Le quotidien du couple formé par une aide-soignante à domicile et un ouvrier ayant enchaîné des petits boulots mal rémunérés et tentant maintenant sa chance comme autoentrepreneur, en l'occurrence comme chauffeur-livreur à son compte, est à cet égard assez éloquent. Les difficultés rencontrées, les nouvelles contraintes qui s'imposent au couple (par exemple, le peu de temps qu'ils peuvent consacrer à l'éducation de leurs deux enfants) les empêchent d'accéder à ce qui jadis n'avait rien d'utopique : la propriété de leur logement. Le nouveau statut proposé au pater familias n'est pas un travail indépendant mais une forme de salariat cachant son nom et, surtout, le vidant de toute substance, de tout intérêt ou contenu. La déréglementation impose sa règle du jeu. Avec l'uberisation de la société, sans cesse la partie est remise à zéro.

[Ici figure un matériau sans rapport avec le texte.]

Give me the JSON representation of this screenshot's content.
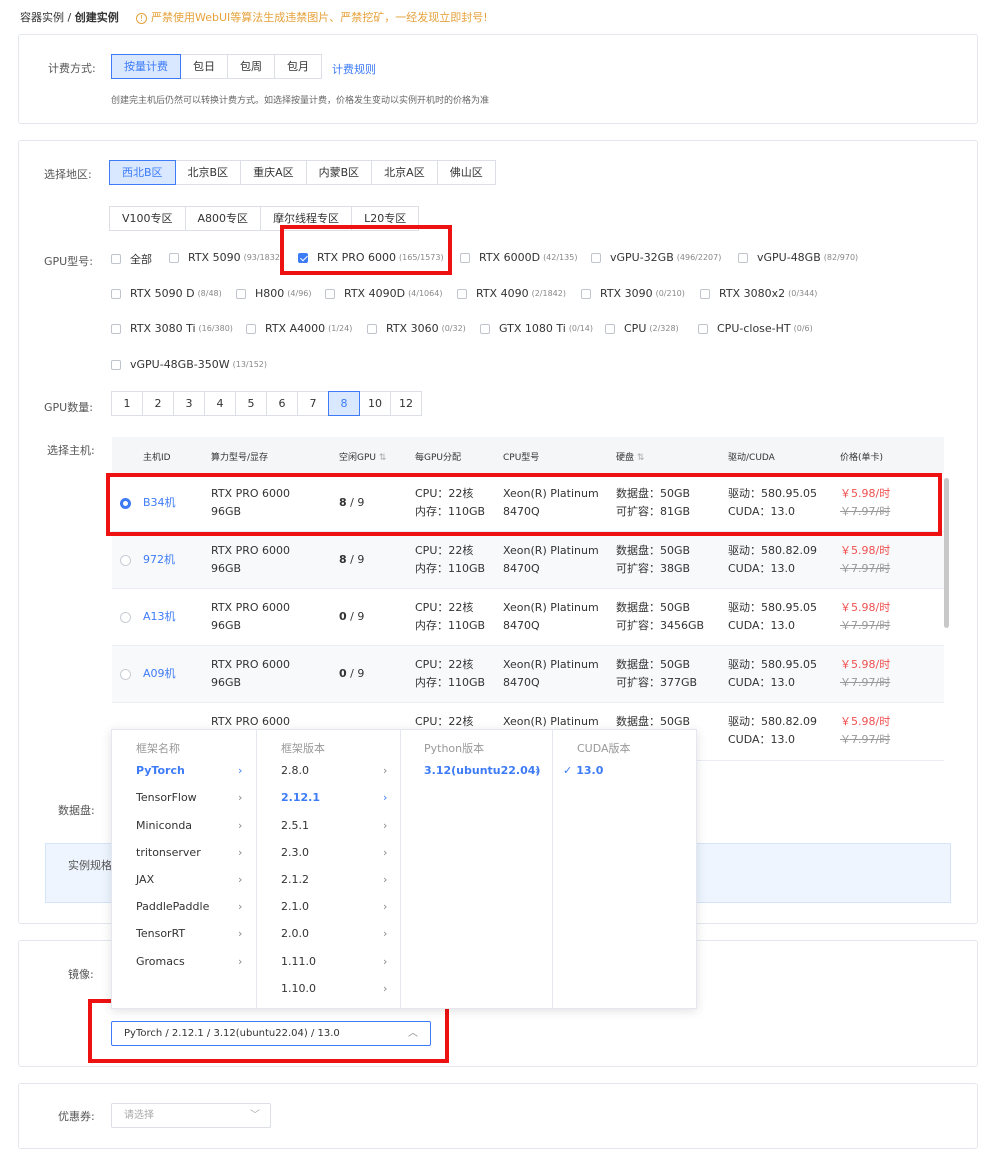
{
  "breadcrumb": {
    "parent": "容器实例",
    "sep": "/",
    "current": "创建实例"
  },
  "warning": {
    "icon": "warning-circle-icon",
    "text": "严禁使用WebUI等算法生成违禁图片、严禁挖矿，一经发现立即封号!"
  },
  "billing": {
    "label": "计费方式:",
    "options": [
      "按量计费",
      "包日",
      "包周",
      "包月"
    ],
    "selected": "按量计费",
    "rules_link": "计费规则",
    "note": "创建完主机后仍然可以转换计费方式。如选择按量计费，价格发生变动以实例开机时的价格为准"
  },
  "region": {
    "label": "选择地区:",
    "options": [
      "西北B区",
      "北京B区",
      "重庆A区",
      "内蒙B区",
      "北京A区",
      "佛山区"
    ],
    "selected": "西北B区",
    "zones": [
      "V100专区",
      "A800专区",
      "摩尔线程专区",
      "L20专区"
    ]
  },
  "gpu_model": {
    "label": "GPU型号:",
    "items": [
      {
        "name": "全部",
        "count": ""
      },
      {
        "name": "RTX 5090",
        "count": "(93/1832)"
      },
      {
        "name": "RTX PRO 6000",
        "count": "(165/1573)",
        "checked": true
      },
      {
        "name": "RTX 6000D",
        "count": "(42/135)"
      },
      {
        "name": "vGPU-32GB",
        "count": "(496/2207)"
      },
      {
        "name": "vGPU-48GB",
        "count": "(82/970)"
      },
      {
        "name": "RTX 5090 D",
        "count": "(8/48)"
      },
      {
        "name": "H800",
        "count": "(4/96)"
      },
      {
        "name": "RTX 4090D",
        "count": "(4/1064)"
      },
      {
        "name": "RTX 4090",
        "count": "(2/1842)"
      },
      {
        "name": "RTX 3090",
        "count": "(0/210)"
      },
      {
        "name": "RTX 3080x2",
        "count": "(0/344)"
      },
      {
        "name": "RTX 3080 Ti",
        "count": "(16/380)"
      },
      {
        "name": "RTX A4000",
        "count": "(1/24)"
      },
      {
        "name": "RTX 3060",
        "count": "(0/32)"
      },
      {
        "name": "GTX 1080 Ti",
        "count": "(0/14)"
      },
      {
        "name": "CPU",
        "count": "(2/328)"
      },
      {
        "name": "CPU-close-HT",
        "count": "(0/6)"
      },
      {
        "name": "vGPU-48GB-350W",
        "count": "(13/152)"
      }
    ]
  },
  "gpu_count": {
    "label": "GPU数量:",
    "options": [
      "1",
      "2",
      "3",
      "4",
      "5",
      "6",
      "7",
      "8",
      "10",
      "12"
    ],
    "selected": "8"
  },
  "host": {
    "label": "选择主机:",
    "columns": [
      "主机ID",
      "算力型号/显存",
      "空闲GPU",
      "每GPU分配",
      "CPU型号",
      "硬盘",
      "驱动/CUDA",
      "价格(单卡)"
    ],
    "rows": [
      {
        "id": "B34机",
        "model": "RTX PRO 6000",
        "vram": "96GB",
        "free": "8",
        "total": "/ 9",
        "cpu": "CPU：22核",
        "mem": "内存：110GB",
        "cpu_model": "Xeon(R) Platinum",
        "cpu_model2": "8470Q",
        "disk": "数据盘：50GB",
        "disk_ext": "可扩容：81GB",
        "driver": "驱动：580.95.05",
        "cuda": "CUDA：13.0",
        "price": "￥5.98/时",
        "orig": "￥7.97/时",
        "selected": true
      },
      {
        "id": "972机",
        "model": "RTX PRO 6000",
        "vram": "96GB",
        "free": "8",
        "total": "/ 9",
        "cpu": "CPU：22核",
        "mem": "内存：110GB",
        "cpu_model": "Xeon(R) Platinum",
        "cpu_model2": "8470Q",
        "disk": "数据盘：50GB",
        "disk_ext": "可扩容：38GB",
        "driver": "驱动：580.82.09",
        "cuda": "CUDA：13.0",
        "price": "￥5.98/时",
        "orig": "￥7.97/时"
      },
      {
        "id": "A13机",
        "model": "RTX PRO 6000",
        "vram": "96GB",
        "free": "0",
        "total": "/ 9",
        "cpu": "CPU：22核",
        "mem": "内存：110GB",
        "cpu_model": "Xeon(R) Platinum",
        "cpu_model2": "8470Q",
        "disk": "数据盘：50GB",
        "disk_ext": "可扩容：3456GB",
        "driver": "驱动：580.95.05",
        "cuda": "CUDA：13.0",
        "price": "￥5.98/时",
        "orig": "￥7.97/时"
      },
      {
        "id": "A09机",
        "model": "RTX PRO 6000",
        "vram": "96GB",
        "free": "0",
        "total": "/ 9",
        "cpu": "CPU：22核",
        "mem": "内存：110GB",
        "cpu_model": "Xeon(R) Platinum",
        "cpu_model2": "8470Q",
        "disk": "数据盘：50GB",
        "disk_ext": "可扩容：377GB",
        "driver": "驱动：580.95.05",
        "cuda": "CUDA：13.0",
        "price": "￥5.98/时",
        "orig": "￥7.97/时"
      },
      {
        "id": "",
        "model": "RTX PRO 6000",
        "vram": "",
        "free": "",
        "total": "",
        "cpu": "CPU：22核",
        "mem": "",
        "cpu_model": "Xeon(R) Platinum",
        "cpu_model2": "",
        "disk": "数据盘：50GB",
        "disk_ext": "",
        "driver": "驱动：580.82.09",
        "cuda": "CUDA：13.0",
        "price": "￥5.98/时",
        "orig": "￥7.97/时"
      }
    ]
  },
  "data_disk": {
    "label": "数据盘:"
  },
  "spec": {
    "label": "实例规格"
  },
  "image": {
    "label": "镜像:",
    "value": "PyTorch / 2.12.1 / 3.12(ubuntu22.04) / 13.0",
    "cascader": {
      "frameworks": {
        "header": "框架名称",
        "items": [
          "PyTorch",
          "TensorFlow",
          "Miniconda",
          "tritonserver",
          "JAX",
          "PaddlePaddle",
          "TensorRT",
          "Gromacs"
        ],
        "selected": "PyTorch"
      },
      "versions": {
        "header": "框架版本",
        "items": [
          "2.8.0",
          "2.12.1",
          "2.5.1",
          "2.3.0",
          "2.1.2",
          "2.1.0",
          "2.0.0",
          "1.11.0",
          "1.10.0"
        ],
        "selected": "2.12.1"
      },
      "python": {
        "header": "Python版本",
        "items": [
          "3.12(ubuntu22.04)"
        ],
        "selected": "3.12(ubuntu22.04)"
      },
      "cuda": {
        "header": "CUDA版本",
        "items": [
          "13.0"
        ],
        "selected": "13.0"
      }
    }
  },
  "coupon": {
    "label": "优惠券:",
    "placeholder": "请选择"
  },
  "colors": {
    "accent": "#3d7bf7",
    "warning": "#e6a23c",
    "price": "#f05050",
    "highlight": "#ee1111"
  }
}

La force du film ne réside pas dans sa forme, qui est classique. Elle provient, selon nous, de l'excellence de sa distribution. Le moindre rôle est tenu et bien tenu, aussi bien celui de l'adolescent rebelle que du gérant de la boîte de transports et de messagerie, celui de la vieille malade visitée par l'épouse infirmière, qui lui parle des luttes ouvrières passées. Sans parler du comédien qui incarne le père, ce héros toujours au bord de la crise de nerfs. Le spectateur appréciera la finesse de la mise en scène de situations pourtant dramatiques, mélodramatiques, quasiment chaplinesques. Le long travail préparatoire de documentation de la part de l'auteur et de son scénariste, Paul Laverty, est payant : il apporte de l'eau à leur moulin, force probante. Crédit au constat, motif de combat.